Obwohl die Schüler*innen befreundet waren, entschied sich der Großteil der Klasse irgendwann, diese Diskussion aufzugeben und sich vor dem Feuer zu retten, so lange es noch ging.
Die Vorne-Sitzer*innen blieben im Klassenraum. Sie lasen Michael Kohlhaas und spielten Titanic-Orchester. Ein einziges Mal im Leben fühlten sie sich wie Helden des Widerstands.
ALLE Schüler*innen verloren ihre Schule und einen sicheren Ort zum Lernen. Viele zogen sich bei der verspäteten Flucht aus dem brennenden Gebäude Verletzungen zu. Aber das Leben ging weiter und später erzählte man sich die zahlreichen Geschichten, wer wem und unter welchen krassen Umständen geholfen hatte.
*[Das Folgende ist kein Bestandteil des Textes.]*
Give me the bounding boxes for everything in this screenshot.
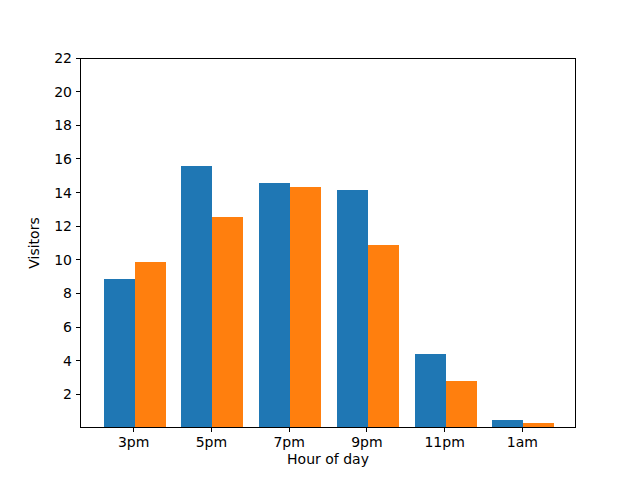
bar-5pm-series1 <box>181 166 212 427</box>
bar-11pm-series2 <box>446 381 477 427</box>
y-tick-mark <box>76 259 80 260</box>
y-tick-mark <box>76 91 80 92</box>
bar-3pm-series2 <box>135 262 166 427</box>
x-tick-mark <box>289 428 290 432</box>
y-tick-mark <box>76 327 80 328</box>
bar-7pm-series1 <box>259 183 290 427</box>
x-tick-label: 3pm <box>118 435 149 449</box>
x-tick-mark <box>366 428 367 432</box>
bar-5pm-series2 <box>212 217 243 427</box>
y-tick-mark <box>76 394 80 395</box>
bar-chart-figure: Visitors Hour of day 2468101214161820223… <box>0 0 640 480</box>
y-tick-mark <box>76 125 80 126</box>
y-tick-mark <box>76 158 80 159</box>
y-tick-mark <box>76 293 80 294</box>
bar-7pm-series2 <box>290 187 321 428</box>
x-axis-label: Hour of day <box>287 452 369 466</box>
y-tick-label: 8 <box>28 286 72 300</box>
bar-1am-series2 <box>523 423 554 427</box>
x-tick-mark <box>211 428 212 432</box>
y-tick-label: 16 <box>28 152 72 166</box>
y-tick-label: 10 <box>28 253 72 267</box>
y-tick-label: 2 <box>28 387 72 401</box>
x-tick-label: 7pm <box>273 435 304 449</box>
bar-3pm-series1 <box>104 279 135 427</box>
bar-9pm-series2 <box>368 245 399 427</box>
y-tick-label: 6 <box>28 320 72 334</box>
y-tick-label: 18 <box>28 118 72 132</box>
x-tick-mark <box>444 428 445 432</box>
x-tick-label: 9pm <box>351 435 382 449</box>
y-tick-mark <box>76 360 80 361</box>
x-tick-label: 11pm <box>424 435 464 449</box>
bar-1am-series1 <box>492 420 523 427</box>
bar-11pm-series1 <box>415 354 446 427</box>
x-tick-label: 5pm <box>196 435 227 449</box>
y-tick-mark <box>76 58 80 59</box>
y-tick-label: 14 <box>28 186 72 200</box>
y-tick-mark <box>76 226 80 227</box>
y-tick-label: 4 <box>28 354 72 368</box>
x-tick-mark <box>522 428 523 432</box>
x-tick-mark <box>133 428 134 432</box>
plot-area <box>80 58 576 428</box>
y-tick-label: 20 <box>28 85 72 99</box>
y-tick-label: 12 <box>28 219 72 233</box>
bar-9pm-series1 <box>337 190 368 427</box>
y-tick-mark <box>76 192 80 193</box>
x-tick-label: 1am <box>507 435 538 449</box>
y-tick-label: 22 <box>28 51 72 65</box>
Was aus den Vorne-Sitzer*innen geworden ist, weiß niemand. Vielleicht sind sie doch noch rechtzeitig in den Wald geflüchtet, als sie merkten, dass es unangenehm heiß wurde und der Rauch in den Lungen schmerzte. Oder sie haben es nicht mehr geschafft.
Wir wissen es nicht. Wir sind jetzt damit beschäftigt, eine neue Schule zu bauen.